Głowa robi swoje, będzie gadała. Patrz na to, czyje to gadanie. Ja osobiście, kiedy pierwszy raz wpadłam na prawo przyciągania i Sekret i wszystkie te szmery bajery, miałam silne działanie głowy. Skupiałam się wtedy na tym cichym głosie, który mówił mi, że jednak coś w tym jest. W nim znalazłam prowadzenie swojej intuicji. Uściski! H.
Dzięki wielkie.. Jakoś ruszyłam dalej.. Wysłałam na urlop drania.. :D
Wysłuchałam raz i już wiem, że muszę wysłuchać jeszcze z dwa razy. Bo podczas słuchania przyszło coś do mnie i już na niczym innym nie mogłam się skupić.
U mnie brak zaufania jest jakoś tak powiązany z lękami i brakiem bezpieczeństwa.
Otóż boję się, że wykreuję to czego najbardziej się boję. Już ostatnio pisałam, że trochę mam na to lekarstwo – na lęki (ktore jak się pojawiają to mam wrażenie, że je przyciagam po to by stawić im czoła i sprawdzić się czy podołam, udowodnić coś komuś, sobie, nie wiem)- kiedy przychodzą staram się to sobie uświadomić i poczuć opiekę wyższej istoty a tym samym zamienić strach w miłość, albo totalnie odwrócić myśli w inną stronę.
Może wpływ na te lęki ma to, że urodziłam się w 6 miesiącu ciąży i przez 2 miesiące leżałam sama w szpitalu w inkubatorze ( musiałam dojść do normalnej wagi z 1kg). Mama zawsze powtarzała, że byłam jej najgrzeczniejszym dzieckiem, bo zasypiałam sama w łóżeczku i nigdy nie płakałam – może w tych pierwszych dniach życia nauczyłam się , że mój płacz nic nie daje. Do tego nigdy nie byłam karmiona piersią… i może był tu duży deficyt miłości w tym czasie. Dodatkowo przez to mogę mam faktycznie problem z pierwszą i drugą czakrą podstawy..i pracuję nad tym.

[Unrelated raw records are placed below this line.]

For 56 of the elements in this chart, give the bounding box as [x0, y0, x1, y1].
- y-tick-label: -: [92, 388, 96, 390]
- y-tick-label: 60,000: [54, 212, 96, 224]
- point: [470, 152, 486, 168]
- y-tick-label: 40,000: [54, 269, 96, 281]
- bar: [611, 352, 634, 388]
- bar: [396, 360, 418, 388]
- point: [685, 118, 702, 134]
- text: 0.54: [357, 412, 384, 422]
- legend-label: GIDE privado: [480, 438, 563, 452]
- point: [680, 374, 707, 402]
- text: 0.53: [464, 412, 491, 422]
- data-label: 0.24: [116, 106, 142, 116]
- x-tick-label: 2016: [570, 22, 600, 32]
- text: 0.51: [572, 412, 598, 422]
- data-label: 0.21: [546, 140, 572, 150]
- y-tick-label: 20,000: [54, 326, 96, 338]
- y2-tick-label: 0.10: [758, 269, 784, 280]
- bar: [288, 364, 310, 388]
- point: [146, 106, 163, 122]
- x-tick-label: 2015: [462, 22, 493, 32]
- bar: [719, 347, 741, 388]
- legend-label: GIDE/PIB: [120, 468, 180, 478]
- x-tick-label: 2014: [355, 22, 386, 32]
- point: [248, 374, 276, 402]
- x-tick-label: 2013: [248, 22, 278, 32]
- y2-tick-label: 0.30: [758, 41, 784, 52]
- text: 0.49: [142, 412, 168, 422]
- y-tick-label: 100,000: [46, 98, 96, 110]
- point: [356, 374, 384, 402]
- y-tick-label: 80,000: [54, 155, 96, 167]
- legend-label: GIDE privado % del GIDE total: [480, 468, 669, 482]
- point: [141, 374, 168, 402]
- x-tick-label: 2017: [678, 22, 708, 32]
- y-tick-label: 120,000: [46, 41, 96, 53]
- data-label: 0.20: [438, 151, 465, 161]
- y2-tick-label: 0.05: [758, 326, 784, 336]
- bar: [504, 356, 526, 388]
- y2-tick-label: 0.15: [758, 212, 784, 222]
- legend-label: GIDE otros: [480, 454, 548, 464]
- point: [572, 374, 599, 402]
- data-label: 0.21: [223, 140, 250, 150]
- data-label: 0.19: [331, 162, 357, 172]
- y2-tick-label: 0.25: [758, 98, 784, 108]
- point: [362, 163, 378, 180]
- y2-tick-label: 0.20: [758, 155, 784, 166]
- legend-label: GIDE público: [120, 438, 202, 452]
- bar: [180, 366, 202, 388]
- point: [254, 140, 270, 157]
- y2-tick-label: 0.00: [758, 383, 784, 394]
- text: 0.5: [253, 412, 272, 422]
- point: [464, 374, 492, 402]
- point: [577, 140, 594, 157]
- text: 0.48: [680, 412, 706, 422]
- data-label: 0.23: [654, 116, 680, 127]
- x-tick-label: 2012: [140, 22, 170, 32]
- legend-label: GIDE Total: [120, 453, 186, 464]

Pisałam tu o wielu rzeczach, ale teraz jakoś tak dziwnie trochę mi wstyd przyznać się do moich lęków … Biegam, czasem wiele km i w takich sytuacjach pojawia mi się , że mogę być napadnięta i zgwałcona. Dziś zrozumiałam, że ten lek jest też w innych aspektach – np. mam biuro podróży, normalnie mogłabym podróżować sama w wiele miejsc (gdyby nie obecna sytuacja), ale też jakby nie idzie mi nauka angielskiego (chociaż uczę się go po kilka godzin dziennie od dawna) na wypadek , żebym nie musiała sama jechać – no bo bezpieczniej z mężem ,koleżanką czy kimkolwiek….
Faktem jest, że w moim dzieciństwie moja mama była zgwałcona, ale ona w ogóle do tego nie wraca, nigdy nie wyczułam, żeby dla niej to był problem – jakoś to sobie przerobiła.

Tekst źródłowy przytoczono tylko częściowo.